La Corte ha dichiarato che il procedimento d'appello straordinario era incompatibile con i principi di certezza del diritto e di giudicato (una causa risolta con sentenza definitiva non può essere rinviata in tribunale per un secondo processo o un nuovo ricorso), ritenendo che i termini prorogati per la presentazione di un ricorso straordinario, concessi al procuratore generale e applicati retroattivamente, non solo violavano tali principi, ma non soddisfacevano neppure il requisito della prevedibilità della legge ai fini della convenzione.

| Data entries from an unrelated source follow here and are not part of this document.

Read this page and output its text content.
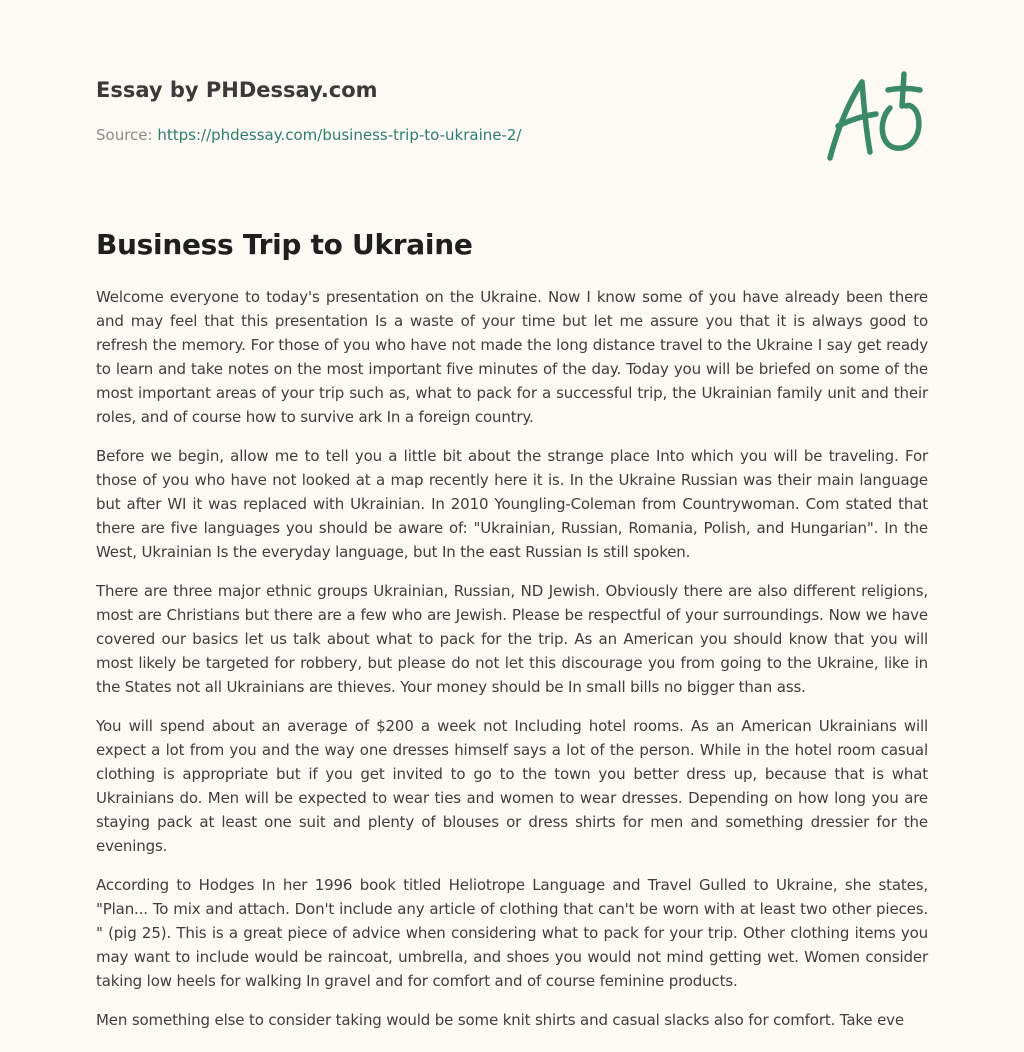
Essay by PHDessay.com
Source: https://phdessay.com/business-trip-to-ukraine-2/
Business Trip to Ukraine

Welcome everyone to today's presentation on the Ukraine. Now I know some of you have already been there and may feel that this presentation Is a waste of your time but let me assure you that it is always good to refresh the memory. For those of you who have not made the long distance travel to the Ukraine I say get ready to learn and take notes on the most important five minutes of the day. Today you will be briefed on some of the most important areas of your trip such as, what to pack for a successful trip, the Ukrainian family unit and their roles, and of course how to survive ark In a foreign country.

Before we begin, allow me to tell you a little bit about the strange place Into which you will be traveling. For those of you who have not looked at a map recently here it is. In the Ukraine Russian was their main language but after WI it was replaced with Ukrainian. In 2010 Youngling-Coleman from Countrywoman. Com stated that there are five languages you should be aware of: "Ukrainian, Russian, Romania, Polish, and Hungarian". In the West, Ukrainian Is the everyday language, but In the east Russian Is still spoken.

There are three major ethnic groups Ukrainian, Russian, ND Jewish. Obviously there are also different religions, most are Christians but there are a few who are Jewish. Please be respectful of your surroundings. Now we have covered our basics let us talk about what to pack for the trip. As an American you should know that you will most likely be targeted for robbery, but please do not let this discourage you from going to the Ukraine, like in the States not all Ukrainians are thieves. Your money should be In small bills no bigger than ass.

You will spend about an average of $200 a week not Including hotel rooms. As an American Ukrainians will expect a lot from you and the way one dresses himself says a lot of the person. While in the hotel room casual clothing is appropriate but if you get invited to go to the town you better dress up, because that is what Ukrainians do. Men will be expected to wear ties and women to wear dresses. Depending on how long you are staying pack at least one suit and plenty of blouses or dress shirts for men and something dressier for the evenings.

According to Hodges In her 1996 book titled Heliotrope Language and Travel Gulled to Ukraine, she states, "Plan... To mix and attach. Don't include any article of clothing that can't be worn with at least two other pieces. " (pig 25). This is a great piece of advice when considering what to pack for your trip. Other clothing items you may want to include would be raincoat, umbrella, and shoes you would not mind getting wet. Women consider taking low heels for walking In gravel and for comfort and of course feminine products.

Men something else to consider taking would be some knit shirts and casual slacks also for comfort. Take eve
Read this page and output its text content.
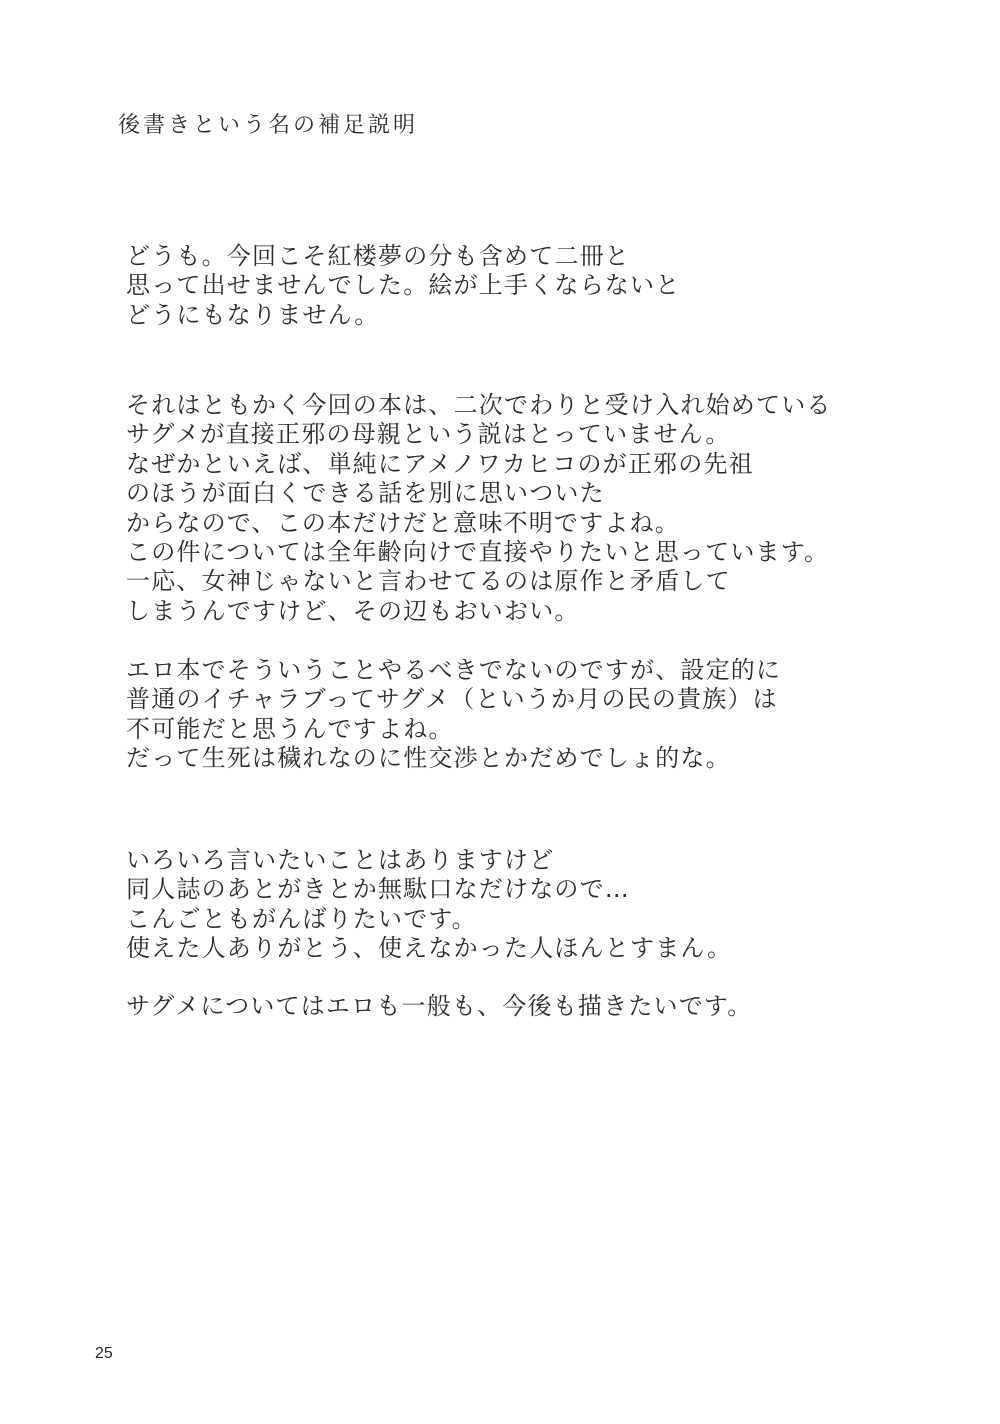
後書きという名の補足説明
どうも。今回こそ紅楼夢の分も含めて二冊と
思って出せませんでした。絵が上手くならないと
どうにもなりません。
それはともかく今回の本は、二次でわりと受け入れ始めている
サグメが直接正邪の母親という説はとっていません。
なぜかといえば、単純にアメノワカヒコのが正邪の先祖
のほうが面白くできる話を別に思いついた
からなので、この本だけだと意味不明ですよね。
この件については全年齢向けで直接やりたいと思っています。
一応、女神じゃないと言わせてるのは原作と矛盾して
しまうんですけど、その辺もおいおい。
エロ本でそういうことやるべきでないのですが、設定的に
普通のイチャラブってサグメ（というか月の民の貴族）は
不可能だと思うんですよね。
だって生死は穢れなのに性交渉とかだめでしょ的な。
いろいろ言いたいことはありますけど
同人誌のあとがきとか無駄口なだけなので…
こんごともがんばりたいです。
使えた人ありがとう、使えなかった人ほんとすまん。
サグメについてはエロも一般も、今後も描きたいです。
25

Essa ha inoltre rilevato che l'autorità statale aveva abusato della procedura d'appello straordinaria per promuovere le proprie opinioni e motivazioni politiche. Infatti, la Corte ha osservato che il caso di W. non poteva essere separato dal suo contesto politico e dal contesto politico in Polonia all'epoca e il conflitto pubblico e duraturo tra W. e la leadership del partito Diritto e Giustizia (PiS) e il governo dell'alleanza di Destra Unita.

L'inversione della sentenza definitiva aveva inciso in misura significativa sulla vita privata del signor W. e costituiva pertanto un'interferenza nel suo diritto al rispetto della sua vita privata.

La Corte ha concluso che tale interferenza non era stata "in conformità con la legge", in quanto era stata emanata da un organismo che non era un tribunale "legale" ai sensi della Convenzione, non era stata basata su una "legge" che prevedeva garanzie adeguate contro l'arbitrarietà, e ha rivelato l'abuso del processo da parte del Procuratore Generale.

Applicando la procedura di sentenza- pilota ai sensi dell'art. 61 del regolamento della Corte EDU, i giudici di Strasburgo hanno dichiarato che, al fine di porre fine alle violazioni sistemiche dell'art. 6, § 1 della Convenzione, identificati in questo e casi precedenti, la Polonia deve adottare adeguate misure legislative e di altro tipo per conformarsi ai requisiti di un "tribunale indipendente e imparziale istituito dalla legge" e al principio della certezza del diritto.